In fact, the defense analysts consulted point out that the defense systems capable of hitting them are expensive, designed for more demanding threats, such as airplanes and helicopters, and their production takes months or years. The political path has been launched at the UN, where the possibility that the sending of these weapons to Russia, by Iran, violates the resolutions approved after the nuclear agreement, namely the prohibition of exporting weapon systems with a range exceeding 300 kilometers.
Iranian drones are launched from three Russian military bases in Crimea and from a fourth position in Belarus, sites too far away to be hit by long-range American-sourced rocket launchers. In fact, there is currently no single system to counter them, it emerges. Iranian military advisers were sent to the Russian-controlled areas, where they provided the operators with technical instructions for using the systems.

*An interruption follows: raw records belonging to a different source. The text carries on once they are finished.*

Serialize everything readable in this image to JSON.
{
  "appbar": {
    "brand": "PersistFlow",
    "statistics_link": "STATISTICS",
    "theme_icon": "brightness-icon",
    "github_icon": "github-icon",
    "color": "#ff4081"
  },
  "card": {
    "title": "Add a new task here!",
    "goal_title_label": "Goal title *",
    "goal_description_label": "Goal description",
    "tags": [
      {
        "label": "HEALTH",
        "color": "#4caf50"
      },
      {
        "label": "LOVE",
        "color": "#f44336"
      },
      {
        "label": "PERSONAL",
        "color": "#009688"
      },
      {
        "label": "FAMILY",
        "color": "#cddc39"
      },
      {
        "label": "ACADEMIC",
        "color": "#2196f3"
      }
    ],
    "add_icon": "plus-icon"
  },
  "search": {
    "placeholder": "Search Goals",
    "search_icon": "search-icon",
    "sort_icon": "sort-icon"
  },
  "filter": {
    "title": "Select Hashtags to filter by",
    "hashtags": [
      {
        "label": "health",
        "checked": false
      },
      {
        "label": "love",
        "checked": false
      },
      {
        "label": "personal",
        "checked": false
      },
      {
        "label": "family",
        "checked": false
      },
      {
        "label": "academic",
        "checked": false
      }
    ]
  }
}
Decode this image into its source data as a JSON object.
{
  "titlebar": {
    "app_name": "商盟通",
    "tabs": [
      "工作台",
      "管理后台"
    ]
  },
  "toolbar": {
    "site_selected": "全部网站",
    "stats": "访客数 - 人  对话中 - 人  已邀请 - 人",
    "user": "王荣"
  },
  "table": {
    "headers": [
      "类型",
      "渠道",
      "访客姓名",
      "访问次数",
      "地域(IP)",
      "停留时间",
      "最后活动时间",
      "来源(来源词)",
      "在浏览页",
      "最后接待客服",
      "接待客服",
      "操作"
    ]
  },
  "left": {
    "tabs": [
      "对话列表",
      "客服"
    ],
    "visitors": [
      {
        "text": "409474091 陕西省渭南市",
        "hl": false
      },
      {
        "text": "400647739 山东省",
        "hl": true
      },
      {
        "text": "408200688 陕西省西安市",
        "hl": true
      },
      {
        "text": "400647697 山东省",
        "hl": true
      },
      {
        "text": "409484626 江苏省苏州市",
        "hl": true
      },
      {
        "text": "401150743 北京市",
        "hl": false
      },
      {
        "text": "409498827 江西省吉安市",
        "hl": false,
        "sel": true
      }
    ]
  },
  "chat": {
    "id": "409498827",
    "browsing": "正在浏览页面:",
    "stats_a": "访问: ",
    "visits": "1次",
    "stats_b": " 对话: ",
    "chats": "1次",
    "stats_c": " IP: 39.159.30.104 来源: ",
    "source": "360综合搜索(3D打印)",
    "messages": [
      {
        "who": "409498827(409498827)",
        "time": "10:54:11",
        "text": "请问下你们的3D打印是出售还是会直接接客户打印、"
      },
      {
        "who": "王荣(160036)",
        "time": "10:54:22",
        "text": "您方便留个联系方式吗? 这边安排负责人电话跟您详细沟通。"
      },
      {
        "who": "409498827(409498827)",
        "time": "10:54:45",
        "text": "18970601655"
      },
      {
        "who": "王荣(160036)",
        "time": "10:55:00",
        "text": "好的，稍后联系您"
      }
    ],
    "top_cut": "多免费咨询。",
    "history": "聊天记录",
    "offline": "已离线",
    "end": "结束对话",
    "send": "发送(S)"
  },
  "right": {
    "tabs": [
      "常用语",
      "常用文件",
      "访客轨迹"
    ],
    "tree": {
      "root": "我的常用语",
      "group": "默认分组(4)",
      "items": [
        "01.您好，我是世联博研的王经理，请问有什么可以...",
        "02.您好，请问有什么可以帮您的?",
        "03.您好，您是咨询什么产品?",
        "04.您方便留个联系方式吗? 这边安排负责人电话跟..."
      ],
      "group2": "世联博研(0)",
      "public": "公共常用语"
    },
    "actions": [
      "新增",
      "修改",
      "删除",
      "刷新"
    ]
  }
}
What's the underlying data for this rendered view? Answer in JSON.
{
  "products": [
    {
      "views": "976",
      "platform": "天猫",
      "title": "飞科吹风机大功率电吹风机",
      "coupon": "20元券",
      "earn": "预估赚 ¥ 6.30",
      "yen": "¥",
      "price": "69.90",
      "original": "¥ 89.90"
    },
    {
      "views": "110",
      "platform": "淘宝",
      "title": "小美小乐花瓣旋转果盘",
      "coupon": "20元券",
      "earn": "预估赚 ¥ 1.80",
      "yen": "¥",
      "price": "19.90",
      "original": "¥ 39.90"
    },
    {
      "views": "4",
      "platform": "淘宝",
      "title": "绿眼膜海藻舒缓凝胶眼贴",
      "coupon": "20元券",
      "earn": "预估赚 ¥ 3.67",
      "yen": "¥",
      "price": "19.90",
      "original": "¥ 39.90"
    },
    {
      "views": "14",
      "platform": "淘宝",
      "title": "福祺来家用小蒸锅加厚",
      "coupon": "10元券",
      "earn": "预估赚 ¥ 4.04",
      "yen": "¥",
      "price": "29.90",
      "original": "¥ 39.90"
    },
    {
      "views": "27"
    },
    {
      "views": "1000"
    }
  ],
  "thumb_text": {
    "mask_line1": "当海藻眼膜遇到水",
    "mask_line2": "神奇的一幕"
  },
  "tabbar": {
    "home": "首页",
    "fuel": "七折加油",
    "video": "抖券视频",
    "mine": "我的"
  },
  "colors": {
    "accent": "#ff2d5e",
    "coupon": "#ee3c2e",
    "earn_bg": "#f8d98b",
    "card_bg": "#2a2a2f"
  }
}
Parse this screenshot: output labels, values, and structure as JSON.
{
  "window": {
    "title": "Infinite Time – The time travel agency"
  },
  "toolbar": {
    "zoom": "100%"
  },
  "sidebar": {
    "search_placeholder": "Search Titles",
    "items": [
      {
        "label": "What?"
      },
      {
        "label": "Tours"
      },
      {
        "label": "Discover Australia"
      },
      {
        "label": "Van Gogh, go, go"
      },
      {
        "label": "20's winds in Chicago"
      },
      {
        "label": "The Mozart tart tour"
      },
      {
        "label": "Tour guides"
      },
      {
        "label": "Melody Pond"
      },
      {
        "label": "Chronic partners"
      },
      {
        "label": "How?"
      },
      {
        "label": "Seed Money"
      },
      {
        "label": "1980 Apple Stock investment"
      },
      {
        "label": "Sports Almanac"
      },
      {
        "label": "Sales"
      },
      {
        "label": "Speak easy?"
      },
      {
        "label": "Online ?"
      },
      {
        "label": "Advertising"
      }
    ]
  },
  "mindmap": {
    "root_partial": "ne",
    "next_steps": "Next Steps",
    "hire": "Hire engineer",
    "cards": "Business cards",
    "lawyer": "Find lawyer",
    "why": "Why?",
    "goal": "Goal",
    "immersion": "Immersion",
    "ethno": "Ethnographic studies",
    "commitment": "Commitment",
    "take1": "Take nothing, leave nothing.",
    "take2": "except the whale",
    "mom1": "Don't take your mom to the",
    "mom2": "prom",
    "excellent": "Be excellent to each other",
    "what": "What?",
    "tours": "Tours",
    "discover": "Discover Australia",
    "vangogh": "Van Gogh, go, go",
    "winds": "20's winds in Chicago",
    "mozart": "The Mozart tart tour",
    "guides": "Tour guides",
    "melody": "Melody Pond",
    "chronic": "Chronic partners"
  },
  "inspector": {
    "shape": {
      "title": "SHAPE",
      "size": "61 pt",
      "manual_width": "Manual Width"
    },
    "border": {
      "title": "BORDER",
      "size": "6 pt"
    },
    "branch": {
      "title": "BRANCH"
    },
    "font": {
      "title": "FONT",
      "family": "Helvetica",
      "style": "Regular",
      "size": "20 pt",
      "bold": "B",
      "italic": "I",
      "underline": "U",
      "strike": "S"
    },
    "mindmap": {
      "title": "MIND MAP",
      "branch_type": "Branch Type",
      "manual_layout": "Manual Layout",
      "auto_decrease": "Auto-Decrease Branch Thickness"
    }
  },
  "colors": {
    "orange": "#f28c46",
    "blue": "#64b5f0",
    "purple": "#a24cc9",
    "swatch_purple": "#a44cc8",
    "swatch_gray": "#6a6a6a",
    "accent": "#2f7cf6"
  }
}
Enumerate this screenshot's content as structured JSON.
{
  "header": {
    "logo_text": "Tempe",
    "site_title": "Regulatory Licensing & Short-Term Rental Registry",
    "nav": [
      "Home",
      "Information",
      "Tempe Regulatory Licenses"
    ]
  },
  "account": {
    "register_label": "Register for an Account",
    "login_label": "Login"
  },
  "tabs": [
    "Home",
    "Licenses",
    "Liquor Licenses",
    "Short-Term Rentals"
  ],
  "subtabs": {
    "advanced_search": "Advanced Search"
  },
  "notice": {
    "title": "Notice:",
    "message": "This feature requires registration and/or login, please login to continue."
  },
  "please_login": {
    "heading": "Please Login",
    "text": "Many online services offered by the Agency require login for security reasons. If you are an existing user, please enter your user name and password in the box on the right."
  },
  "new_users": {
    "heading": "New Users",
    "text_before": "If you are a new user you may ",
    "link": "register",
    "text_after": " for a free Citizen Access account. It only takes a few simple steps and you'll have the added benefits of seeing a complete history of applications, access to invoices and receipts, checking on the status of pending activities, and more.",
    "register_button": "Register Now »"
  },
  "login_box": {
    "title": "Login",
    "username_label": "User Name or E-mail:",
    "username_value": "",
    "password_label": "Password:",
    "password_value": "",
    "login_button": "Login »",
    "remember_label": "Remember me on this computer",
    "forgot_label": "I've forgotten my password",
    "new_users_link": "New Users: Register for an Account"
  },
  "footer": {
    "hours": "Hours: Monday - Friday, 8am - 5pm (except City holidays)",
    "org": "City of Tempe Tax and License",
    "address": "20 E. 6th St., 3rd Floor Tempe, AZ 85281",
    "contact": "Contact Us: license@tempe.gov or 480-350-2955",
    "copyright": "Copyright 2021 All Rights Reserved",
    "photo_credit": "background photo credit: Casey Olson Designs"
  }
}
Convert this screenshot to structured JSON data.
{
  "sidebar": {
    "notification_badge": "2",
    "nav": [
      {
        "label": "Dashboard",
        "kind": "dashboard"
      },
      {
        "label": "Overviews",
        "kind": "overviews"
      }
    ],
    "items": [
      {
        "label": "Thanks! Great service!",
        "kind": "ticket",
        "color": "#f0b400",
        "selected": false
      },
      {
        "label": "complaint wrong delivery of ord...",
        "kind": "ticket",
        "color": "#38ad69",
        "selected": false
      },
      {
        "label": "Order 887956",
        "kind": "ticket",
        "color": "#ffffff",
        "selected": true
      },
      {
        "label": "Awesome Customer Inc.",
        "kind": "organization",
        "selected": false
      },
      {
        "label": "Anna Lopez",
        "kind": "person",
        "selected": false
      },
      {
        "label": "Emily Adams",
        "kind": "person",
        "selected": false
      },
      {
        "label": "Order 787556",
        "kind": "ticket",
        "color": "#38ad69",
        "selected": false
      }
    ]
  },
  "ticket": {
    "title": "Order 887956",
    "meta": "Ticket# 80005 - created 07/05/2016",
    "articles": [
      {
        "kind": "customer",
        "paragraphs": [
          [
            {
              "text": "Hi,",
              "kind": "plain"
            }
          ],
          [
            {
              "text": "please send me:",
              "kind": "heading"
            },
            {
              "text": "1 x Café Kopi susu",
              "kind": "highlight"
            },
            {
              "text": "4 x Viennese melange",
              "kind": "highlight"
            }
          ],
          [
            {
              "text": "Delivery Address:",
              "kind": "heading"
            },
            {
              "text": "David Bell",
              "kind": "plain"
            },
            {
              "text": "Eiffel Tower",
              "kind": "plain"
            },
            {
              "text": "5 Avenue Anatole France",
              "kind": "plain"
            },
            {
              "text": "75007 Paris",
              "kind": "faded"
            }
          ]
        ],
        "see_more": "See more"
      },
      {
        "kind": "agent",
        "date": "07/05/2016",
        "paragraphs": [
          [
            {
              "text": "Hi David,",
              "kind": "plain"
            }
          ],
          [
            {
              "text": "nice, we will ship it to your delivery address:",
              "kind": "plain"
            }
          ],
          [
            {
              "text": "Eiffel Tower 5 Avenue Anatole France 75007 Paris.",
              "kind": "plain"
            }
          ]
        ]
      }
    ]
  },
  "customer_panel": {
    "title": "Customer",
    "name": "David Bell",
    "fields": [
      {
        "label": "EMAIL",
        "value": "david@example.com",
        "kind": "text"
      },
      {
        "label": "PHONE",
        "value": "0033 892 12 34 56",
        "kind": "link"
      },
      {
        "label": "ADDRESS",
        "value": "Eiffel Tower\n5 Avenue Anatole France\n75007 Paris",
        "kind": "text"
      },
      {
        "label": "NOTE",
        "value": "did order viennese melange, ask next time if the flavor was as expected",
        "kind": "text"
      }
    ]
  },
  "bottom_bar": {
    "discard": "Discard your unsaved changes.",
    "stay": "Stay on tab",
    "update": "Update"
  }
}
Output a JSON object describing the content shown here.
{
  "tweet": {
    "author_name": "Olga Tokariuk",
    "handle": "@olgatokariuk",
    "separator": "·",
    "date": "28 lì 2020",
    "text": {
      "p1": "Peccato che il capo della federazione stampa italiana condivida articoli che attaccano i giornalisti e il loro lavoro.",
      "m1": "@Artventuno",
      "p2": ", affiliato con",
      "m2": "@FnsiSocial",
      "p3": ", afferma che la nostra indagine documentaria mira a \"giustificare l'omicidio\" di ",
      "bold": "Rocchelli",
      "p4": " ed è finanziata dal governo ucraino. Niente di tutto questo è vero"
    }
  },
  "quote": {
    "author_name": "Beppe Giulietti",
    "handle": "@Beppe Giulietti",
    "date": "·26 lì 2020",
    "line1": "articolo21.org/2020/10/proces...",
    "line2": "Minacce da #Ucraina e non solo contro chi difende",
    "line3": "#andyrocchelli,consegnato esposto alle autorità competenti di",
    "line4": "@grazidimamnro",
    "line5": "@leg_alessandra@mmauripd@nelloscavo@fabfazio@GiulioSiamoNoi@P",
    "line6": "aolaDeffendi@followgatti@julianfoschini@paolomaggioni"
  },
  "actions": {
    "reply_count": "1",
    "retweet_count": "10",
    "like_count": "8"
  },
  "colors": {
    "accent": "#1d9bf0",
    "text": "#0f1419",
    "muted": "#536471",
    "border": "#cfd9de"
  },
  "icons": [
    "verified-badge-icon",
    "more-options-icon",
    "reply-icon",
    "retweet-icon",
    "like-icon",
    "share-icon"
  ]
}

The drone flies at low altitudes and has few metal components, making it difficult to intercept it with radar and other sensors in time, before it hits its targets. In any case, Kiev claims to have destroyed 220 since last September 13th.
The Estonian Minister of Defense, Hanno Pevkur, stressed the urgency of studying drones ‘made in Iran’ for all countries in the region. “It is not just a problem of Ukraine that is at war right now, it affects all of us who are in the situation we are in,” he said.
Iran produces several models of drones that it supplies to Hezbollah, in Lebanon, and to the Houti rebels in Yemen and, according to Washington, also to the anti-US rebels in Syria who used them to strike the US base in Tanf in August. The Houtis used Iranian-made Samad-3 drones to attack a refinery in Riyadh last spring, and Samad-1 against sites of Aramco, the Saudi oil company. In February, Houtis used drones to hit several targets in the UAE and Sanaa. But the drones available to the Russians are an evolved version, capable of circumnavigating the Ukrainian defenses.